Im Ergebnis wird dann nichts anderes, als den Verbrauchern die zu einer bewussten Auswahl und Entscheidung unverzichtbare Information verweigert und verschwiegen. Darüber hinaus ist es ein großer Unterschied, ob sich ein alter, erfahrener Journalist auf einer Plattform, die antisemitische Inhalte zulässt, auf Recherche begibt - die selbstverständlich möglich bleiben muss -, und der die entsprechenden Inhalte auch psychisch verkraftet, im Gegensatz zu zehnjährigen Kindern, für die dasselbe Präsentations- oder Suchergebnis durchaus traumatische Folgen haben kann. Eine Kennzeichnung kritischer Inhalte ist dabei schon lange u.a. in der Presse, im Radio und TV, auch in den Internet-Filmbeiträgen der Sender üblich, die per Untertitel oder Vorschaltung, und zwar vor (!) der Auswahl/dem Klick auf den Beitrag, transparent darüber informiert, der nun folgende Beitrag könnte z. B. "verstörend wirkende Bilder, O-Töne" o.ä. beinhalten. Warum werden ausgerechnet Plattformen, mit ihren unvorstellbar, großen Reichweiten von solch einer Kennzeichungspflicht ausgenommen?

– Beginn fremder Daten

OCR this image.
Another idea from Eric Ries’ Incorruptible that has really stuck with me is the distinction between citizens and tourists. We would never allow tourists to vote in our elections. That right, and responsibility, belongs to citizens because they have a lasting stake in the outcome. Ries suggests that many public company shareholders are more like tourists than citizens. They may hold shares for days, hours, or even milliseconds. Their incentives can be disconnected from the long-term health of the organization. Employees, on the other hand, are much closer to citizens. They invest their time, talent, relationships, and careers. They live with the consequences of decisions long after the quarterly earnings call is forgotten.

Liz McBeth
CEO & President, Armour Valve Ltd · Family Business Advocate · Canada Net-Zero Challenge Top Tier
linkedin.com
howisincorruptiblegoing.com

Gerade Eltern können sich mit verpflichtenden Informationen, wie eine Kennzeichung antisemitischer Inhalte wesentlich besser orientieren und bewusster entscheiden, ob sie ihren Kindern auf dieser oder jener Plattform das Anlegen eines eigenen Accounts im jugendlichen Alter erlauben wollen und das gilt natürlich auch gerade für jüdische Eltern. Vertuschen und Verschweigen war bei den Themen jüdisches Leben, Israel und dem Holocaust darüber hinaus schon viel zu lange üblich und im Übrigen erfolglos. Und wenn man an die Kennzeichungspflicht im Handel denkt, ist in Europa wahrscheinlich bald jedes Marmeladenglas und dessen Inhalt besser gekennzeichnet und reguliert als überhaupt eine einzige Socialmedia-Plattform - inklusive deren zweifelhafte "Inhaltsstoffe". Damit sind auch die EU-Verbraucher besser vor dem Verzehr von ihnen nicht genehmer Marmelade geschützt als vor dem Konsum ihnen nicht zuträglicher Terrorpropaganda. Nur eine (in diesem Fall nicht mit Marmelade gefüllte) glasklare, transparente Information könnte das ändern. Auch dieser immer noch nicht nachgebesserte Mangelzustand, man könnte es auch gleich Mangelwirtschaft nennen, die aus der Unfähigkeit der Plattformen, notwendige Informationslücken zu schließen, zweifelhaften Akteuren erst ermöglicht, politisches Kapital aus gezielter Desinformation zu schlagen, ist in der angeblich so modernen Digitalindustrie angesichts der in Israel angerichteten, widerlichen Massaker und der anschließenden massenhaften Verbreitung von digitalem Antisemitismus eine nun nicht mehr zu verleugnende Schande.